Enterprises across the Asia-Pacific-Japan (APJ) region are enjoying a last-mover advantage in their cloud journeys, according to technology experts working in the region. Standing by and observing the ups and downs of companies in other regions of the world, could prove to be the right strategy for APJ companies. It could save them time and money, and set them on a path to a future where enterprise computing resources appear in a matter of seconds.
In a conference call with reporters covering observations about APJ, three Nutanix executives explained why a cautious, take-it-slow approach to the cloud is paying off for APJ enterprises. These companies now have options and a better understanding from watching the outcomes of first movers, especially those who moved swiftly to a public cloud.

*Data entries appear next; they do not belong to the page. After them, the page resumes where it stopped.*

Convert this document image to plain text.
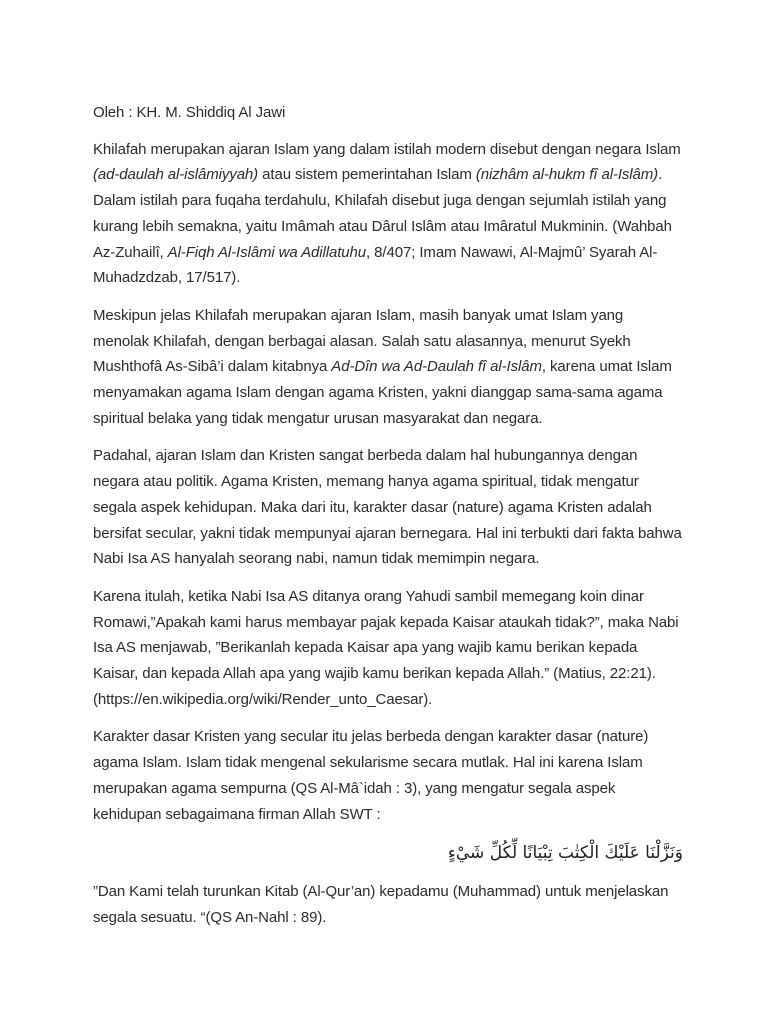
Oleh : KH. M. Shiddiq Al Jawi

Khilafah merupakan ajaran Islam yang dalam istilah modern disebut dengan negara Islam (ad-daulah al-islâmiyyah) atau sistem pemerintahan Islam (nizhâm al-hukm fî al-Islâm). Dalam istilah para fuqaha terdahulu, Khilafah disebut juga dengan sejumlah istilah yang kurang lebih semakna, yaitu Imâmah atau Dârul Islâm atau Imâratul Mukminin. (Wahbah Az-Zuhailî, Al-Fiqh Al-Islâmi wa Adillatuhu, 8/407; Imam Nawawi, Al-Majmû’ Syarah Al-Muhadzdzab, 17/517).

Meskipun jelas Khilafah merupakan ajaran Islam, masih banyak umat Islam yang menolak Khilafah, dengan berbagai alasan. Salah satu alasannya, menurut Syekh Mushthofâ As-Sibâ’i dalam kitabnya Ad-Dîn wa Ad-Daulah fî al-Islâm, karena umat Islam menyamakan agama Islam dengan agama Kristen, yakni dianggap sama-sama agama spiritual belaka yang tidak mengatur urusan masyarakat dan negara.

Padahal, ajaran Islam dan Kristen sangat berbeda dalam hal hubungannya dengan negara atau politik. Agama Kristen, memang hanya agama spiritual, tidak mengatur segala aspek kehidupan. Maka dari itu, karakter dasar (nature) agama Kristen adalah bersifat secular, yakni tidak mempunyai ajaran bernegara. Hal ini terbukti dari fakta bahwa Nabi Isa AS hanyalah seorang nabi, namun tidak memimpin negara.

Karena itulah, ketika Nabi Isa AS ditanya orang Yahudi sambil memegang koin dinar Romawi,”Apakah kami harus membayar pajak kepada Kaisar ataukah tidak?”, maka Nabi Isa AS menjawab, ”Berikanlah kepada Kaisar apa yang wajib kamu berikan kepada Kaisar, dan kepada Allah apa yang wajib kamu berikan kepada Allah.” (Matius, 22:21). (https://en.wikipedia.org/wiki/Render_unto_Caesar).

Karakter dasar Kristen yang secular itu jelas berbeda dengan karakter dasar (nature) agama Islam. Islam tidak mengenal sekularisme secara mutlak. Hal ini karena Islam merupakan agama sempurna (QS Al-Mâ`idah : 3), yang mengatur segala aspek kehidupan sebagaimana firman Allah SWT :

وَنَزَّلْنَا عَلَيْكَ الْكِتٰبَ تِبْيَانًا لِّكُلِّ شَيْءٍ

”Dan Kami telah turunkan Kitab (Al-Qur’an) kepadamu (Muhammad) untuk menjelaskan segala sesuatu. “(QS An-Nahl : 89).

Many late movers aren’t going straight to a single public cloud and instead are building hybrid multicloud IT operations.
Companies across the region are trying to find the best way forward by building out systems that meet their particular needs, said Matt Young, Nutanix’s senior vice president and general manager for APJ.
“But the race is definitely not straight to public cloud,” he said.
Newer technologies that bridge company-operated data centers with public cloud services are evolving quickly, and they’re helping these late movers dive directly into a hybrid multicloud IT approach. Young and his team at Nutanix see more enterprise customers in the region make their IT systems function like hyperscale cloud companies then blend their private systems with a variety of public cloud computing resources to meet various needs. This is quickly becoming the IT strategy of choice for many companies around the world, with 86% of IT decision-makers citing the hybrid multicloud as their ideal model, according to the third annual Enterperise Cloud Index report.